YOĞUN bakımdaki görevli önce ölüm kâğıtlarını imzalattı.
Sonra annemin nüfus kâğıdını verdim.
"Tamam" dedi, "Hepsi bu kadar..."
"Nasıl yani?"
"Bu kadar işte sizin işiniz bitti..."
Sonra elimi annemin nüfus kâğıdına doğru uzattım.
Görevli yumuşak bir sesle şöyle dedi:
"Fatih Bey, o artık bizde kalacak.
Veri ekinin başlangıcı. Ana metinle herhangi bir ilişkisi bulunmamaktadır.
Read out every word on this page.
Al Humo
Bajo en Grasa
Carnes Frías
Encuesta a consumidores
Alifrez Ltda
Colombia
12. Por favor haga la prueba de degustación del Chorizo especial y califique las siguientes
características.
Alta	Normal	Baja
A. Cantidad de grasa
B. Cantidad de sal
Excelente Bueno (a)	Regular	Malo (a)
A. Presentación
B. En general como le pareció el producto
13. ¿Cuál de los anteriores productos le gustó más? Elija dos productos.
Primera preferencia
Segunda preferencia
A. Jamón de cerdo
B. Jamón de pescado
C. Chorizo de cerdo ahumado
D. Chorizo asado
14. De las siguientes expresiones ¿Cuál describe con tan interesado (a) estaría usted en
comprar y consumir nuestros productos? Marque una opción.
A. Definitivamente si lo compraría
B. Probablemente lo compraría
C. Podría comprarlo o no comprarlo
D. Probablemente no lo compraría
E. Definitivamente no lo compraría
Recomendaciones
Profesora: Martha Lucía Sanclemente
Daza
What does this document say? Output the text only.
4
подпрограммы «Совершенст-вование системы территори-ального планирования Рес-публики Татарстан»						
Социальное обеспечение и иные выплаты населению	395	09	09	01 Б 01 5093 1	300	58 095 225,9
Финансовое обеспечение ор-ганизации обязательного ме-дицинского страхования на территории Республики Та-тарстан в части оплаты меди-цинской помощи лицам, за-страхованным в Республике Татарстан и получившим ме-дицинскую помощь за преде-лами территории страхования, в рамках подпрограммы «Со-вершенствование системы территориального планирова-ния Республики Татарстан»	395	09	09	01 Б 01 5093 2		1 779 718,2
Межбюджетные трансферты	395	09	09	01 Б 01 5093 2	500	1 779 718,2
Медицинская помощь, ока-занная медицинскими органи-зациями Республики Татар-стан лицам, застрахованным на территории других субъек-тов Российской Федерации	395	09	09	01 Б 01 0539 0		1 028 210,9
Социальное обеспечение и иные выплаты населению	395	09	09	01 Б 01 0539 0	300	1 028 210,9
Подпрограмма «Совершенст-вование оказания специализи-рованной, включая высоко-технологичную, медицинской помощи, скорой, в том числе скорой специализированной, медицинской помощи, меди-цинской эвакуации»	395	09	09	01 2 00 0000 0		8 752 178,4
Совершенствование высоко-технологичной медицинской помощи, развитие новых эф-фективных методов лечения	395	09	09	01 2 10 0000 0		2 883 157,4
Nüfus kâğıdını
alamazsınız..."
O zaman çöktü üzerime annemin ölümü...
Evet, dün annemi kaybettim.
Ellerini öpe öpe uğurladım...
* * *
Babama âşıktı...
Güzel şarkı söylerdi.
Taş plak gibi sesi vardı...
Dans ederdik...
Her şeyi konuşurduk...
Dün en iyi arkadaşımı kaybettim.
* * *
Har hafta sonu bir yere giderdik...
En çok Kilyos'a ve aynı çay bahçesine gitmek isterdi...
Bir defasında o çay bahçesinde otururken sordum:
"Anne nedir bu Kilyos merakı?"
Elimi tutup dedi ki:
"Oğlum, baban bana âşık olduğunu burada söylemişti..."
Evet, dün 55 sene kocasına âşık bir kadın öldü.
Onu dün Kilyos'ta çam ağaçlarının altına bıraktım...
Ne olur, bugün benim için bir kez annenize sarılın.
Dualarını esirgemeyen dostlardan Allah razı olsun...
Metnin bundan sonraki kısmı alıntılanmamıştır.